Ouch. You could have taken a statistical approach "google is not known for high quality product development and likely therefore does not select candidates for qualities in product-development domain" - I'm talking too much to Gemini, aren't I?
I'm not that surprised because of how pervasive the 'move fast and break things' culture is in Silicon Valley, and what is essentially AI accelerationism. You see this reflected all over HN as well, e.g. when Cloudflare goes down and it's a good thing because it gives you a break from the screen. Who cares that it broke? That's just how it is.
This is just not how software engineering goes in many other places, particularly where the stakes are much higher and can be life altering, if not threatening.
It is obvious if viewed through an Apple lens. It wouldn't be so obvious if viewed through a Google lens. Google doesn't hesitate to throw whatever its got out there to see what sticks; quickly cancelling anything that doesn't work out, even if some users come to love the offering.
After subscribing for a decade I canceled NYT last yr because I felt it was leaning more into social media bait (which I dont blame them for business reasons). That plus they kept blocking Firefox with an unpassable captcha even though I was logged in.
I now read WSJ largely for the same reasons "more focused, a little drier, easier to follow". I also find WSJ is much better at writing good headlines that draw you in, on a broad range of topics not just breaking Trump news 24/7 which is mostly what NTYimes notifies you with.
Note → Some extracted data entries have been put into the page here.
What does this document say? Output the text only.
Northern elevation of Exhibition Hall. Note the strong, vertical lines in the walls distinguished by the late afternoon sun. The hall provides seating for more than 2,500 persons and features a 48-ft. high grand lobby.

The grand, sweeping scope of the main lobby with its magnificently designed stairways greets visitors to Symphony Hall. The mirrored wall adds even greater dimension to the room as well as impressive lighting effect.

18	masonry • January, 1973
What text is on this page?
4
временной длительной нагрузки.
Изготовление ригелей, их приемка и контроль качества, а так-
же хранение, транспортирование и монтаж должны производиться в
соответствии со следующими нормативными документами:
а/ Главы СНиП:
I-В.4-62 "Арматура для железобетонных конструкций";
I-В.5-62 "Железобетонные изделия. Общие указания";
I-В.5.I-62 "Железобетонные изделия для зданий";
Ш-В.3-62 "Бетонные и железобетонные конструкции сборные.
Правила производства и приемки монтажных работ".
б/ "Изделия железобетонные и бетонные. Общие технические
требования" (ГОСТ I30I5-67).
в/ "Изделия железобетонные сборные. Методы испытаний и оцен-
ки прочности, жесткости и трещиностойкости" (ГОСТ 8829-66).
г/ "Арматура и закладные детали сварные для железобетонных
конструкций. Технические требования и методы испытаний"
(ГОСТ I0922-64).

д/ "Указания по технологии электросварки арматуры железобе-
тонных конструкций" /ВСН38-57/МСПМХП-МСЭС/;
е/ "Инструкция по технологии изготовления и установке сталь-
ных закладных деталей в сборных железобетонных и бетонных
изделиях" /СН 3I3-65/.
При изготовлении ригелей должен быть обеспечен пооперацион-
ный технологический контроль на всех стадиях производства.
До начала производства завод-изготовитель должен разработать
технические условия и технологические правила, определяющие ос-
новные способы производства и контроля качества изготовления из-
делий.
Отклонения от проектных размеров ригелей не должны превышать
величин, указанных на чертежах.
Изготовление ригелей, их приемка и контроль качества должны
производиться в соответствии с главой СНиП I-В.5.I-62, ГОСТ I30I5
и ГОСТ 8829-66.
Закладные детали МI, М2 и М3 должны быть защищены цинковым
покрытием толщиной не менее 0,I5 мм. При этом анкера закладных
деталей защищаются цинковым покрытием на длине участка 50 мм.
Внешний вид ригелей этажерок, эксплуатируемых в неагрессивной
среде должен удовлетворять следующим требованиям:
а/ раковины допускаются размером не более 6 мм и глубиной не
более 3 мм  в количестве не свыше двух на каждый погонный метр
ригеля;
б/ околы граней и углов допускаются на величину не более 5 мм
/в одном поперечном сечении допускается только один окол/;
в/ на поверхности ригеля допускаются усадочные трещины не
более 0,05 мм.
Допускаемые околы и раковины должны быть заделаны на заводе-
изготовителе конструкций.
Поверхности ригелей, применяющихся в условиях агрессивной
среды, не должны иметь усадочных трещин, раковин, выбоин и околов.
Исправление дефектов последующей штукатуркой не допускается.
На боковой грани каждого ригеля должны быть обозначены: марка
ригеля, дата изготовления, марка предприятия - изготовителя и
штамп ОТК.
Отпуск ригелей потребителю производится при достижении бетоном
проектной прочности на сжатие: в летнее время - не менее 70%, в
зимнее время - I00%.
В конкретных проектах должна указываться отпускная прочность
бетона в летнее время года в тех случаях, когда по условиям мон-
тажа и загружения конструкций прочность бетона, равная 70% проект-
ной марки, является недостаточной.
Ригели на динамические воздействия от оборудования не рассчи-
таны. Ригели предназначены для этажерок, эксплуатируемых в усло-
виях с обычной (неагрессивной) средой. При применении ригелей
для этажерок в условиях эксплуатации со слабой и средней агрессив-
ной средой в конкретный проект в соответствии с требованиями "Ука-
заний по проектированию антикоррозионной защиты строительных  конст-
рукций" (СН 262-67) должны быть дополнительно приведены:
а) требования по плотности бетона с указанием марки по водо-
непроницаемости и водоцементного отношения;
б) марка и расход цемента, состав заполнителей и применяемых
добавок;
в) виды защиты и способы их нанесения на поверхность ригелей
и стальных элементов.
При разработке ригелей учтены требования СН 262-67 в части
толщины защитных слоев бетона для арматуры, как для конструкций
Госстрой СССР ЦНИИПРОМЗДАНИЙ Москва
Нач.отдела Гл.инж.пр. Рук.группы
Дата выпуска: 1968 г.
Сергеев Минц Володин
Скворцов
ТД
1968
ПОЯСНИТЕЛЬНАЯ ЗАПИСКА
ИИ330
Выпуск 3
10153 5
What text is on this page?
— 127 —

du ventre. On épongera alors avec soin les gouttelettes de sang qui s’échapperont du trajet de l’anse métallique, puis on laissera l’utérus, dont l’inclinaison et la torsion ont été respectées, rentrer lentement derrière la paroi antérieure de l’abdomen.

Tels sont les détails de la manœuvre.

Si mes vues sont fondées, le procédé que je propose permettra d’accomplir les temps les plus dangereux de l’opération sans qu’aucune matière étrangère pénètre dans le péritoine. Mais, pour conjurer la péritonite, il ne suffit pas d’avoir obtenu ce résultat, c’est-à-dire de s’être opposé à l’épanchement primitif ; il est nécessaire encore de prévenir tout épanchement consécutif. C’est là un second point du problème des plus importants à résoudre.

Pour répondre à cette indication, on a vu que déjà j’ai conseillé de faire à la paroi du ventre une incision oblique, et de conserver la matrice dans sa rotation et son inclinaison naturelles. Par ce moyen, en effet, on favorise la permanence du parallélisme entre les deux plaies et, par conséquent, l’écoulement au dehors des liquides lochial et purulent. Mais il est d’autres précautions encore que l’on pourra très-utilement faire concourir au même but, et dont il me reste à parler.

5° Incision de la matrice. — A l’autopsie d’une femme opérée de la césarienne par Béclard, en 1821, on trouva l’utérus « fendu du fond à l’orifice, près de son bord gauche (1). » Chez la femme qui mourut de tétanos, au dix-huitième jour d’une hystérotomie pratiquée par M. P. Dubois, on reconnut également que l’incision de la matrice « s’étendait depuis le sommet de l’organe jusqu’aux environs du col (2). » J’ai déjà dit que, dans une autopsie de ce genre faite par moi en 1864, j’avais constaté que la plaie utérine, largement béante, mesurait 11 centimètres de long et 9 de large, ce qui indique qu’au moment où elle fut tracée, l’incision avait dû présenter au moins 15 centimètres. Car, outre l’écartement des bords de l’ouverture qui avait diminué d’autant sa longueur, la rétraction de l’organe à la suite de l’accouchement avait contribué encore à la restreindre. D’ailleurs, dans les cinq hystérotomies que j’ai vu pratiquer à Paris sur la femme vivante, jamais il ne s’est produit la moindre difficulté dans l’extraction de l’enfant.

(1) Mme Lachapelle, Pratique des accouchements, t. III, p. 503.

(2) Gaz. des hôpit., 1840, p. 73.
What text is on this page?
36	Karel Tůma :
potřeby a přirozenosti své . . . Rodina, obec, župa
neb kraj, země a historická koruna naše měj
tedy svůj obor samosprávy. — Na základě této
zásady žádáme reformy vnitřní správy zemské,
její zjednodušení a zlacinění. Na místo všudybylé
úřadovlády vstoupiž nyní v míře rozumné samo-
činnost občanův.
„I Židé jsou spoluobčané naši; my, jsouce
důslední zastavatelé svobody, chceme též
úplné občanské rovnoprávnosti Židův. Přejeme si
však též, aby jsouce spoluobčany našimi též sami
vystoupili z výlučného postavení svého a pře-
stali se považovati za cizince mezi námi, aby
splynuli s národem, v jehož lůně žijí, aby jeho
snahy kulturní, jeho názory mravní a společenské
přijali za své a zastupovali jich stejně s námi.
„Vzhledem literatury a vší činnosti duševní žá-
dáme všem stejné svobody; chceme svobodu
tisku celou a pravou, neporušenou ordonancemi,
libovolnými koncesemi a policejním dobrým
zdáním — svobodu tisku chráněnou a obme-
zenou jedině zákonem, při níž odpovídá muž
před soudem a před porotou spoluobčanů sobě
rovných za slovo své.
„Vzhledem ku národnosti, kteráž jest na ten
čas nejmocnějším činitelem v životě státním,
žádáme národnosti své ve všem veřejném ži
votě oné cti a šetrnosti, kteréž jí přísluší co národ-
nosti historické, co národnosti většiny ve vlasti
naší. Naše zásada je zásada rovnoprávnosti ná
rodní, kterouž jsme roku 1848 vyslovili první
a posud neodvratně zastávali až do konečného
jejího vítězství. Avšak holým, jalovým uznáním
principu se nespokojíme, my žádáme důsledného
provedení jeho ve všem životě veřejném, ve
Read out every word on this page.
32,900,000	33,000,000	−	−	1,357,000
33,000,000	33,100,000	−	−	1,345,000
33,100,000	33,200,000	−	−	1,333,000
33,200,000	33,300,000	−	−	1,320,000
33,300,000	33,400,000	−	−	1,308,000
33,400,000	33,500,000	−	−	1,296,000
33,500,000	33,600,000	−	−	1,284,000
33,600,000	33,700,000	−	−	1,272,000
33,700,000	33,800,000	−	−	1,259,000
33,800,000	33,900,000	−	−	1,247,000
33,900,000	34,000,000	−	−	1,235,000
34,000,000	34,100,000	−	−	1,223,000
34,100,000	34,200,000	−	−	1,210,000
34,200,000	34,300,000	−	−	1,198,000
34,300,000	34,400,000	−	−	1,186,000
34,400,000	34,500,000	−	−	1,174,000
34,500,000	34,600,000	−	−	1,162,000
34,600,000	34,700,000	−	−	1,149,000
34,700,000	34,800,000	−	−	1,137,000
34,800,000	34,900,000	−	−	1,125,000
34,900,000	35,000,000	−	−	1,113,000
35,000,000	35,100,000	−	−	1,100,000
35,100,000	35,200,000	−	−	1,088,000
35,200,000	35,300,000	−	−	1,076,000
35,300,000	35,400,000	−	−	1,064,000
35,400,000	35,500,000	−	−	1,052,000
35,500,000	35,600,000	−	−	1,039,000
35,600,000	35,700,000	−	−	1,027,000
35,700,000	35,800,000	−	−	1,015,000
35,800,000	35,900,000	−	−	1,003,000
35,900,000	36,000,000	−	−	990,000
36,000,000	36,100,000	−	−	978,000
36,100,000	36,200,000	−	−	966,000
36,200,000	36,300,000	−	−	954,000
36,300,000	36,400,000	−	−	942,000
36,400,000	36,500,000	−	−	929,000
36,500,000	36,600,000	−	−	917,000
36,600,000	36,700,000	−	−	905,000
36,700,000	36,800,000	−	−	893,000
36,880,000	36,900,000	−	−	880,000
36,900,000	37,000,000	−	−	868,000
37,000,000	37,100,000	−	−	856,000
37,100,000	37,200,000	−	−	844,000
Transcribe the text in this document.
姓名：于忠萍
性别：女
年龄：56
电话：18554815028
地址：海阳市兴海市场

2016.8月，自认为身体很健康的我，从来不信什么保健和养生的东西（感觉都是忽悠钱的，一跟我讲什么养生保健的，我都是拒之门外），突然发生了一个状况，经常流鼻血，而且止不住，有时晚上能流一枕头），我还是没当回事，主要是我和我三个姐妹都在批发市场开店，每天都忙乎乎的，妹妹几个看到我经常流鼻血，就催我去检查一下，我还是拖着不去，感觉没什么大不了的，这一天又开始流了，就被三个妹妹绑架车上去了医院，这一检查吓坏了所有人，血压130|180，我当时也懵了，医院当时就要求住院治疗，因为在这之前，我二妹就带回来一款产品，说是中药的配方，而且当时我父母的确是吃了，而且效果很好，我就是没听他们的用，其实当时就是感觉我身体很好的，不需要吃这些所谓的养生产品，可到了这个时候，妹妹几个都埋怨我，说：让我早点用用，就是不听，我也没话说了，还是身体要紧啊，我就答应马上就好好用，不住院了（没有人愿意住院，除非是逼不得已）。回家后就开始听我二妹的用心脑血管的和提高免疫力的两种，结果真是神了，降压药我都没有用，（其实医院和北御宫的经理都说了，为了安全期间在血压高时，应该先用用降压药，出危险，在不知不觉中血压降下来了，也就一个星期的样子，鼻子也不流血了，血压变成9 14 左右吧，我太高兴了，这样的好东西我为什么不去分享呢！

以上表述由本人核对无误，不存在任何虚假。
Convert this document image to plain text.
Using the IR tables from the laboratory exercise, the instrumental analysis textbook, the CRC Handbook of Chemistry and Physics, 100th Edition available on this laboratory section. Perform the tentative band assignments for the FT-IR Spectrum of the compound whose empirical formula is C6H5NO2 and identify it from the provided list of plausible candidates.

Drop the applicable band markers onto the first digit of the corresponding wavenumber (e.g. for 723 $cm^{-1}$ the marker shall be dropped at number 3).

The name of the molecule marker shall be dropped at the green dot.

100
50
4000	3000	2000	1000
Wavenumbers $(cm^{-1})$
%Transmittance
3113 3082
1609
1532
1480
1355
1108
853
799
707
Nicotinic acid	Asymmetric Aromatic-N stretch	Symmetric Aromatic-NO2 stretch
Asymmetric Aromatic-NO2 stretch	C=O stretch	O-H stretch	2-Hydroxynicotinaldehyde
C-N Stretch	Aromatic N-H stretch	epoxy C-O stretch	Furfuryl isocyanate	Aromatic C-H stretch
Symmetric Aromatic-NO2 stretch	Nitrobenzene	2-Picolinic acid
WSJ also has an excellent Youtube channel, probably the best of the big 3. The only problem with WSJ is it costs twice as much.
It is much easier to get by not paying for NYT by using stuff like https://periscope.corsfix.com/ for sure. But it is a big inconvenience. WSJ is much more aggressive with it.
>It is much easier to get by not paying for NYT by using stuff like https://periscope.corsfix.com/ for sure. But it is a big inconvenience. WSJ is much more aggressive with it.
While not made specifically for that purpose, this extension[0][1] does a nice job without a lot of hassle, and it makes such pages accessible to others with a URL you can share. The downside is that dynamic content isn't supported.